We schuiven aan en de scripts voor de eerste vijf afleveringen worden rondgedeeld. Voor het eerst horen we de titelsong, gezongen door Lisa Boray. Dan volgt een rondje ‘wie is wie en wat speelt-ie’. De sfeer is enorm uitgelaten, alsof we weten dat we aan het begin staan van iets groots.
Op vrijdag 7 september 1990 is de allereerste draaidag, en de idiotie begint. Ik deel een kleedkamer met Frédérique en Rick; Antonie en Reinout zitten tegenover ons. We maken lange dagen, vaak staan we om zeven uur ’s ochtends al op de set en vertrekken pas weer om zeven uur ’s avonds. En het tempo is moordend. In drieënhalve dag draaien we vijf afleveringen; we repeteren op maandag- en woensdagochtend, de andere dagen nemen we op. Niemand van ons is dit gewend.

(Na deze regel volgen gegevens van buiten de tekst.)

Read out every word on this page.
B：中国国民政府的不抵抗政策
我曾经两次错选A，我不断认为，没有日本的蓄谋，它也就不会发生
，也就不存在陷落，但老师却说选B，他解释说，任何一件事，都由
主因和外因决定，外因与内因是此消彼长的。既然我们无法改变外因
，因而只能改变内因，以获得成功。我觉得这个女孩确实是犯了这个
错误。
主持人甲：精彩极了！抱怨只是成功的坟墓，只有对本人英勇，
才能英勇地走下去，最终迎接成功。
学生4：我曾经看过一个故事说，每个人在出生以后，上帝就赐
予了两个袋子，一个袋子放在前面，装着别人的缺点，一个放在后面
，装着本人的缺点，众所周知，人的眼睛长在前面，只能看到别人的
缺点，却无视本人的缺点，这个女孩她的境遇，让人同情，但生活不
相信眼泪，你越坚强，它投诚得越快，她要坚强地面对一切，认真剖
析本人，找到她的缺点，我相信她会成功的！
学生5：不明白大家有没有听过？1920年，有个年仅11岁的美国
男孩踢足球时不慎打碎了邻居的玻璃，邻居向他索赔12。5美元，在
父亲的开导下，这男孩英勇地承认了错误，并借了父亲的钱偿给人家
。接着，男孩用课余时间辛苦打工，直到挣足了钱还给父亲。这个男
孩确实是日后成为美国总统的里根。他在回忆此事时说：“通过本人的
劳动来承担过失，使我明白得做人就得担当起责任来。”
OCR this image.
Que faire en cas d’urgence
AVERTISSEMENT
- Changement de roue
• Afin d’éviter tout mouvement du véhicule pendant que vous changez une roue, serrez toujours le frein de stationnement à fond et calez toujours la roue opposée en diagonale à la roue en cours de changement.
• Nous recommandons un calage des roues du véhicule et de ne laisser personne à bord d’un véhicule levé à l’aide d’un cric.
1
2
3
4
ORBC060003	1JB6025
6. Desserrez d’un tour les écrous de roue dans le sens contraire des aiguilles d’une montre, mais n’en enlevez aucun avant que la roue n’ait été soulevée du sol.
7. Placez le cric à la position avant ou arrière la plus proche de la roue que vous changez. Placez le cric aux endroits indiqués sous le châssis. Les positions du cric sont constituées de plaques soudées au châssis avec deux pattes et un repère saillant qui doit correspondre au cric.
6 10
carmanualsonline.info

De keren dat ik briesend of teleurgesteld in de kleedkamer zit zijn niet meer op twee handen te tellen, en zelfs ervaren collega’s vinden het zwaar.
‘Belachelijk, het staat er al op!’ Frédérique stormt de kleedkamer binnen. ‘En ik mocht maar twee takes doen!’ Zij speelde na de toneelschool in De Brug, een mooie serie over een Brabants dorp aan de vooravond van de Tweede Wereldoorlog. Voor de opnames van die serie werd veel tijd genomen. Dat is hier wel anders. Alles aan GTST is houtje-touwtje in die beginjaren. Als je een deur dichtslaat, bewegen de wandjes heen en weer, zo dun is het materiaal waarvan het decor is gemaakt. Het licht is nog zo plat als een dubbeltje: alles komt van bovenaf.
We willen er ontzettend graag iets moois van maken en dat kost nou eenmaal tijd, maar bij een soap is die er niet. ‘Waarschijnlijk zullen we na dit halfjaar weer werk moeten zoeken,’ zeggen Frédérique en ik tegen elkaar. Zó slecht vinden we het. Hoe konden we bevroeden dat GTST na ruim twintig jaar nog steeds een van de populairste series is? Met de hoogste kijkcijfers?
Toch wennen we er langzaam aan, en ontdekken we de uitdaging. Om in die korte tijd toch een zo mooi mogelijke scène te spelen. Om, ook al is er weinig ruimte voor diepgang, mensen van vlees en bloed neer te zetten, met al hun angsten en onzekerheden.
Op 1 oktober 1990 begint het. De eerste Nederlandse soap maakt veel los, iedereen praat erover. Door gearriveerde acteurs wordt GTST verguisd, door de kijkers bejubeld. In ieder geval is de verslavingsfactor hoog en al snel overtreffen de kijkcijfers de stoutste verwachtingen. Dat wordt gevierd, bij elke nieuwe mijlpaal bezorgt Joop van den Ende ons een taart met daarop het feestelijke cijfer.
De rol van Myriam van der Pol is aanvankelijk niet zo groot. Langzaam wordt mijn rol uitgebreid, omdat ze me zo grappig vinden. In The Restless Years, de Australische versie, was mijn karakter na een halfjaar uit de serie verdwenen; Myriam zal ruim twee jaar blijven.
Myriam is een lief, naïef en wat onhandig meisje met het hart op de juiste plaats. Een enorme flapuit die dingen zegt die niet tactisch, maar wel geestig zijn. Ulli Uhlrich, de visagist, zorgt ervoor dat Myriam er heel grappig uitziet, met kapsels die steeds gekker worden en vaak verwijzen naar de actualiteit: een stoomboot met Sinterklaas, oliebollen met oud en nieuw, een cactus als ze in eetcafé De Cactus werkt en parasolletjes en een ministrandstoel in de zomer. Als Peter Kelder – collega en een van de beste vrienden van Myriam – in de gevangenis belandt, verwerkt Ulli een foto in haar haar van Peter achter de tralies. Fans sturen foto’s van zichzelf met gekke kapsels, en soms ook zelfgemaakte sieraden of haarstukjes die we dan weer in een kapsel proberen te verwerken. Als ik ’s ochtends de make-upruimte binnenkom, ligt er steevast een reeks verrassingen klaar. In de gayscene is Myriam enorm populair en worden er zelfs Myriam-lookalikewedstrijden gehouden.